Aaron Bank, owner of Mr. Delicious Cheesecake in Bismarck, opened his place of business a year ago this month.
"In the store, we have a 26-seat dining room, with almost kind of an old sweet shop feel," Bank said.
Bank also sells his cheesecake to seven different restaurants across the state.
Though the dessert shop has so far been a success, Bank said he never intended to be a baker or to be one in Bismarck.
Bank, a Bismarck native, graduated from the Florida Culinary Institute with degrees in both culinary arts and food and beverage management. Upon graduation, he moved back to work with his dad, who is also in the food industry.
"I loved working in a hot kitchen; I loved the heat and the pressure and the fun of a big, busy night," Bank said.
But when he took a job at East 40 in Bismarck, Bank saw his cheesecakes get better and better.
"(Mr. Delicious Cheesecake) is almost an inexpensive way to learn the business side of it all," Bank said. "There are not huge financial risks, but there are definitely still risks."
With the help of his management degree and some fatherly advice, the 24-year-old was able to open up his dessert shop.
"If it works in Bismarck, why wouldn't it work anywhere else?" Bank said.
While Bank said he may stay in the business for the rest of his life, he said he could also see himself getting back into a hot kitchen at a resort.
Bank said one secret to his success is simply listening to and watching the reactions of patrons.
Andrew Zoller and Eric Walth founded Rock 30 Games in Bismarck in 2003, both within a year of graduating from Dakota Wesleyan University in Mitchell, S.D. They have since opened their used video game stores in Jamestown and Grand Forks.
"The teamwork thing is easier to deal with since each of us is using our individual strengths to meet the same goal," Walth said.
Zoller said he works more on the customer relations side of things, as well as with company expansion. Walth does more accounting issues, along with technical support.
Zoller said the business started as a way to earn a few dollars in college.
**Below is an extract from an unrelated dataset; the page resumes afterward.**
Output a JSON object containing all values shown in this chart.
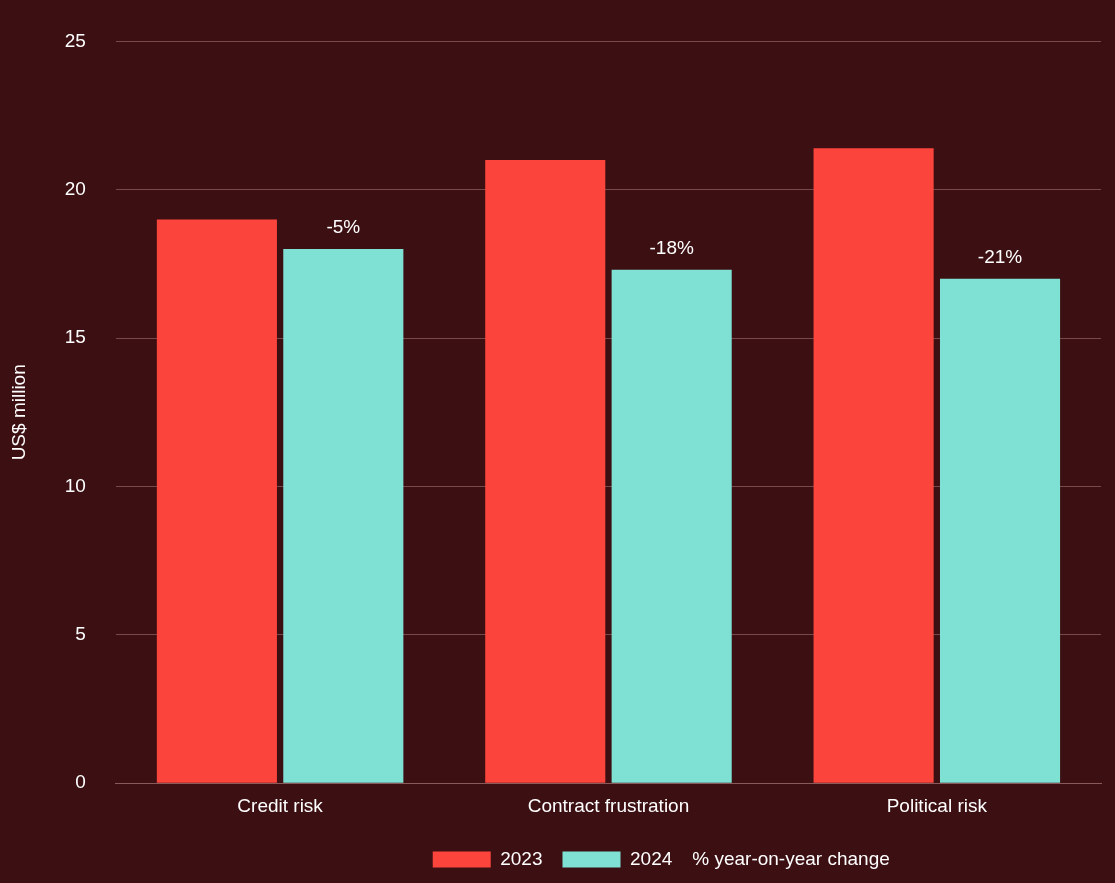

He said he would buy games online and then sell them.
When they decided to open a business, the two agreed to try it for six months and see how it went.
"The other side was pure storage; our games were taking up an entire basement," Walth said.
Zoller said once he opened the stores he hasn't had time to shop for games online anymore.
"About 95 percent comes in from customer trade-ins," Zoller said. "I can't remember the last time I had time to buy online."
Like Bank, Zoller and Walth are also Bismarck natives, who didn't expect to return home after graduation.
Though Walth is hoping to start a master's degree program at Indiana University in August, he's going to use a web-based program to stay in Bismarck to help with Rock 30 Games.
Both said the key to their success is about customers.
"It's about treating people right," Zoller said. "We just opened the Grand Forks store, and within a month, we had regulars."